The not-horrible ranking is due to the fact that the index consists of five components, the most heavily weighted of which is the personal income tax. Due to our constitutional prohibition on having a graduated income tax, and a comparatively moderate flat rate of 4.35 percent, Michigan comes in 12th on this component. Four states achieve a perfect score by having no personal income tax at all: Alaska, Florida, South Dakota and Washington.

No one will be surprised that it's the business tax score that knocks Michigan for a loop: With the MBT's bizarre and complex combination of a profits tax and modified gross receipts tax, we're 48th. Three states have no corporate income tax: Nevada, South Dakota and Wyoming.

The index also dings a state if its business tax structure includes an excessive number of credits for specific factors, which is seen as an attempt by politicians to micro-manage a state's business mix. The following passage from the report that accompanies this year's index is worth repeating:

Many states provide tax credits to lower the effective tax rates for certain industries and/or investments, often for large firms from out of state who are considering a move. Lawmakers create these deals under the banner of job creation and economic development, but the truth is that if a state needs to offer such packages, it is most likely covering for a bad business tax climate. Tax credits complicate the tax system, narrow the tax base, drive up tax rates for companies that do not qualify and distort the free market.

A far more effective approach is to systematically improve the business tax climate for the long term so as to improve the state's competitiveness as compared to other states.

Rounding out the major index components, and Michigan's score on each, are Sales Tax (12), Property Tax (32) and Unemployment Insurance Tax (45).
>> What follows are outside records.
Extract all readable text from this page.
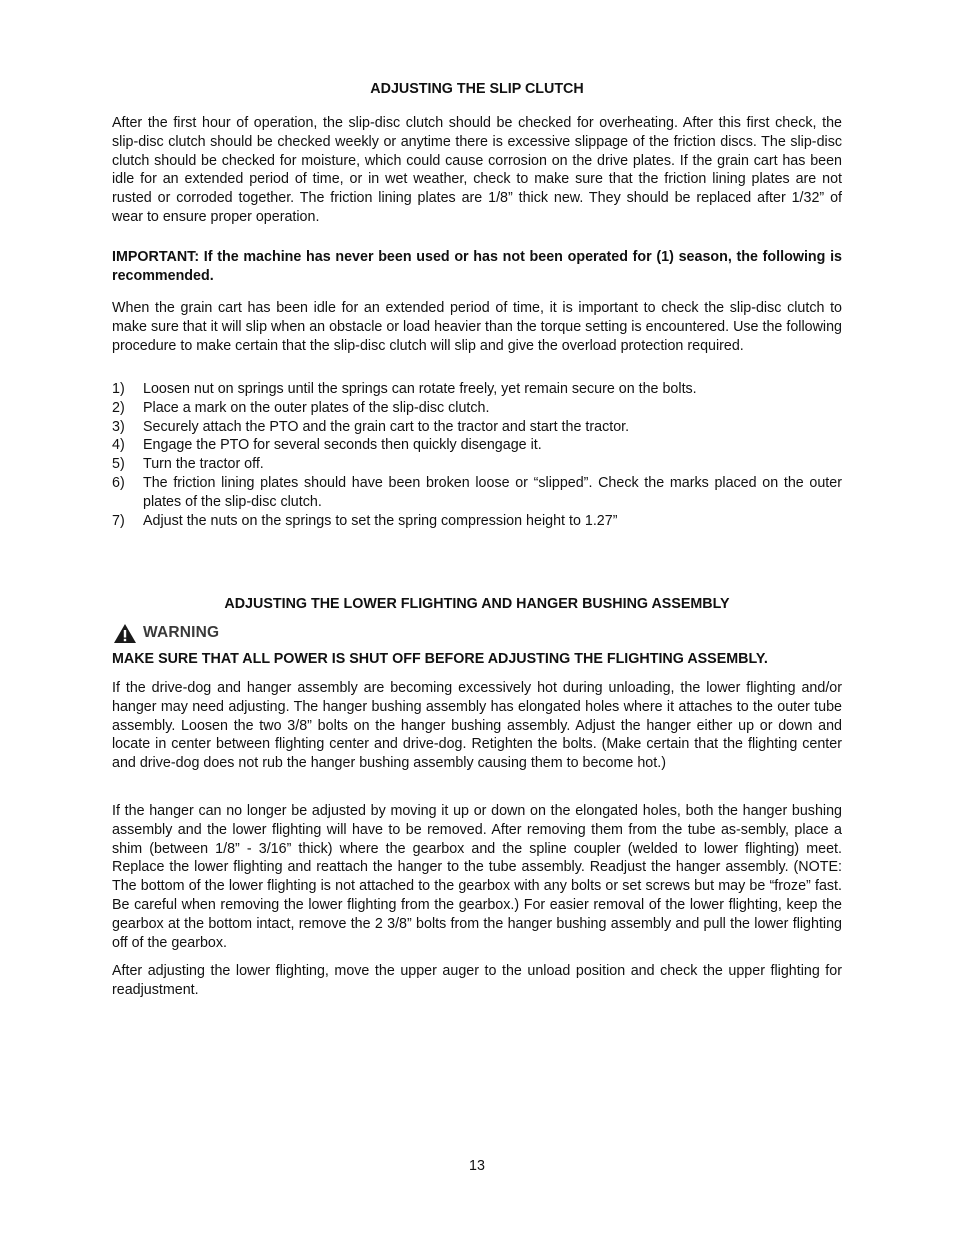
ADJUSTING THE SLIP CLUTCH

After the first hour of operation, the slip-disc clutch should be checked for overheating. After this first check, the slip-disc clutch should be checked weekly or anytime there is excessive slippage of the friction discs. The slip-disc clutch should be checked for moisture, which could cause corrosion on the drive plates. If the grain cart has been idle for an extended period of time, or in wet weather, check to make sure that the friction lining plates are not rusted or corroded together. The friction lining plates are 1/8” thick new. They should be replaced after 1/32” of wear to ensure proper operation.

IMPORTANT: If the machine has never been used or has not been operated for (1) season, the following is recommended.

When the grain cart has been idle for an extended period of time, it is important to check the slip-disc clutch to make sure that it will slip when an obstacle or load heavier than the torque setting is encountered. Use the following procedure to make certain that the slip-disc clutch will slip and give the overload protection required.

1)	Loosen nut on springs until the springs can rotate freely, yet remain secure on the bolts.
2)	Place a mark on the outer plates of the slip-disc clutch.
3)	Securely attach the PTO and the grain cart to the tractor and start the tractor.
4)	Engage the PTO for several seconds then quickly disengage it.
5)	Turn the tractor off.
6)	The friction lining plates should have been broken loose or “slipped”. Check the marks placed on the outer plates of the slip-disc clutch.
7)	Adjust the nuts on the springs to set the spring compression height to 1.27”
ADJUSTING THE LOWER FLIGHTING AND HANGER BUSHING ASSEMBLY
WARNING

MAKE SURE THAT ALL POWER IS SHUT OFF BEFORE ADJUSTING THE FLIGHTING ASSEMBLY.

If the drive-dog and hanger assembly are becoming excessively hot during unloading, the lower flighting and/or hanger may need adjusting. The hanger bushing assembly has elongated holes where it attaches to the outer tube assembly. Loosen the two 3/8” bolts on the hanger bushing assembly. Adjust the hanger either up or down and locate in center between flighting center and drive-dog. Retighten the bolts. (Make certain that the flighting center and drive-dog does not rub the hanger bushing assembly causing them to become hot.)

If the hanger can no longer be adjusted by moving it up or down on the elongated holes, both the hanger bushing assembly and the lower flighting will have to be removed. After removing them from the tube as-sembly, place a shim (between 1/8” - 3/16” thick) where the gearbox and the spline coupler (welded to lower flighting) meet. Replace the lower flighting and reattach the hanger to the tube assembly. Readjust the hanger assembly. (NOTE: The bottom of the lower flighting is not attached to the gearbox with any bolts or set screws but may be “froze” fast. Be careful when removing the lower flighting from the gearbox.) For easier removal of the lower flighting, keep the gearbox at the bottom intact, remove the 2 3/8” bolts from the hanger bushing assembly and pull the lower flighting off of the gearbox.

After adjusting the lower flighting, move the upper auger to the unload position and check the upper flighting for readjustment.

13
That last doesn't get much attention by the public or the political class, but it is a huge job-killer for Michigan. Our ranking is rotten because job providers here pay an increasingly heavy unemployment tax rate for every person on their payroll. This is partially due to our "lost decade" of high unemployment, but politicians are also culpable: In 2002 the Legislature increased the maximum unemployment benefit by 20 percent, greatly adding to the tax burden imposed on employers ever since. Many in the House (names here) and Senate (names here) who voted for this "gift" that keeps taking are still in office today, or are currently running for different offices.